I type in the order on the app. “Done. Our pizzas will be here in twenty.”

“Pizzas? Just how much do you have to apologize for?”

“I figured you might not like mine, and would want your own.”

“Are you one of those weird pineapple and ham people?”

“No,” I laugh. “I’m one of those gluten-free crust, vegan cheese, double broccoli people.”

“Damn,” she scrunches up her nose in the cutest way. “Good call. Now, are you going to tell me what’s got your panties in a twist? Or do we need food first?”

“Nah, it won’t take long to tell you how my day tanked.
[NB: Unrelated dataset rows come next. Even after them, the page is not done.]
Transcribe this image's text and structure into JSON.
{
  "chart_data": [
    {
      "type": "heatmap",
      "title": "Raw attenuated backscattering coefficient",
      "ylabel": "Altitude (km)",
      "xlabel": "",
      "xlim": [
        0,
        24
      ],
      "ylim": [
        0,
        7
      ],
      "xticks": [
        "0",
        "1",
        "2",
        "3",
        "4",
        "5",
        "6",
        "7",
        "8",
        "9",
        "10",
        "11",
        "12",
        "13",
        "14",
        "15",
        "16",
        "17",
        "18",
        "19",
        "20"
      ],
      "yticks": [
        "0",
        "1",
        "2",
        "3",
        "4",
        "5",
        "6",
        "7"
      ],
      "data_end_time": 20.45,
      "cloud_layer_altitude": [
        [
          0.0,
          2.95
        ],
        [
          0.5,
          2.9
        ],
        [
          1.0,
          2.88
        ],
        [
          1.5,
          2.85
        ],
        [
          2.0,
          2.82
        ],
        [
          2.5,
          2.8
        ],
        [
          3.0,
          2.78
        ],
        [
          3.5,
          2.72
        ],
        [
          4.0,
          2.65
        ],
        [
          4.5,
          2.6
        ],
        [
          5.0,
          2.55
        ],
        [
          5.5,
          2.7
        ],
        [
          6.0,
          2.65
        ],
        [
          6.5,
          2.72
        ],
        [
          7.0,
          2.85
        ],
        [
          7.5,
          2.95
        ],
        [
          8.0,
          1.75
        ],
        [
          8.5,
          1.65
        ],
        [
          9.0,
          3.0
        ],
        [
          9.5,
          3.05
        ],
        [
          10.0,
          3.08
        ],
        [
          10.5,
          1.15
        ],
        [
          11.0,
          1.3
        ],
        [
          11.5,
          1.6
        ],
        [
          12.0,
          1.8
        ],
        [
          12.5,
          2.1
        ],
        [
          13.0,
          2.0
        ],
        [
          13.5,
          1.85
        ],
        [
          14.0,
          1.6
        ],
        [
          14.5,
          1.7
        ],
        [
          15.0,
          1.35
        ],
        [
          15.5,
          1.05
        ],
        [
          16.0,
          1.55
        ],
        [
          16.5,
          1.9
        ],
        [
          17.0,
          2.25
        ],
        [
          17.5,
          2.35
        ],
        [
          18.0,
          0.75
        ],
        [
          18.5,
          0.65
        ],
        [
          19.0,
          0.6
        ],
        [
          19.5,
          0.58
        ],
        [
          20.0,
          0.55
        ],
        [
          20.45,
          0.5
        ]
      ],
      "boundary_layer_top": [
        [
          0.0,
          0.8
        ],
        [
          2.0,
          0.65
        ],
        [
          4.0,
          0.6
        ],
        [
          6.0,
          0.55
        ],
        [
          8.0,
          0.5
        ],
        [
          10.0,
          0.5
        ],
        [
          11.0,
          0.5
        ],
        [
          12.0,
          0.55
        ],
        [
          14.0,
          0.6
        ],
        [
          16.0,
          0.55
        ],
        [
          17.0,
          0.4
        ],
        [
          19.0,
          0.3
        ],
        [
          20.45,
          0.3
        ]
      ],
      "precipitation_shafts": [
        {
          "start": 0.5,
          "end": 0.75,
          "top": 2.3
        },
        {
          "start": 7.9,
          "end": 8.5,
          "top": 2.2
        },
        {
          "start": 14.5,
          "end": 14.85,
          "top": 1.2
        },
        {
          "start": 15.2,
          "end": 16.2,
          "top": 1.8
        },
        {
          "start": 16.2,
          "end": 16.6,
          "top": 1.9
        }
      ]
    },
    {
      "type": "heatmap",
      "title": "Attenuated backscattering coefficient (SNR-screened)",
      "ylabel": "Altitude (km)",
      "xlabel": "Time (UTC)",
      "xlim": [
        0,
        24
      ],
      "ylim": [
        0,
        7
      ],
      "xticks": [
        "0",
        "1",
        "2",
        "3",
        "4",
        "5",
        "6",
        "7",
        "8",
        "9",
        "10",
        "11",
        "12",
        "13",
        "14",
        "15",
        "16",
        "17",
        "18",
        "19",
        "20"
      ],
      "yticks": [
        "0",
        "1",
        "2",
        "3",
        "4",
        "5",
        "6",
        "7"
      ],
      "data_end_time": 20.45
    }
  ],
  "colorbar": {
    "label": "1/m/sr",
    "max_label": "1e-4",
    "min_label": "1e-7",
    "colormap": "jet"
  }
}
I’m sorry I’ve been a grumpy ass. Then we can eat and study. And I’ll happily help you re-do your magnetic eyeshadow video or whatever.”

“The last of the sunlight is gone, sadly. And they’re magnetic lashes. No danger, I swear. Give me some credit.”

“I may be pressing my luck here, but Westley has a pretty strong lamp in his terrarium. I bet it would double as a ring light. And he’d be more than happy to share with you.”

“I’ll think about it,” she says, smiling.

“Actually, before we start on why I’m in such a crappy mood, tell me about your day. How was tutoring?”

“So boring. So very boring. I mean, intellectually, I know that law is fascinating for some people. But I am not one of those people. I don’t want to sit around finding flaws in arguments,” she says.

“No? You don’t strike me as someone who shies away from arguments.” I laugh, stretching my legs out next to hers on the bed.

Paige shrugs. “I don’t. But I also don’t overanalyze arguments. I just win them.”

I smile for what feels like the first time in hours.

“Sorry the session was boring. When’s your next one?”

“Ugh. In two days. It’s supposed to be every week, but my practice test score was really low, so Justin thinks I need to increase my sessions. I’d say he’s just doing it for the extra paycheck, but no, he’s totally right. And, of course, my parents happily agreed. They know I’m not getting a decent score on this test without some major practice.”

“I’m an ass,” I say.

“You’ve got a great one,” she teases, reaching for me.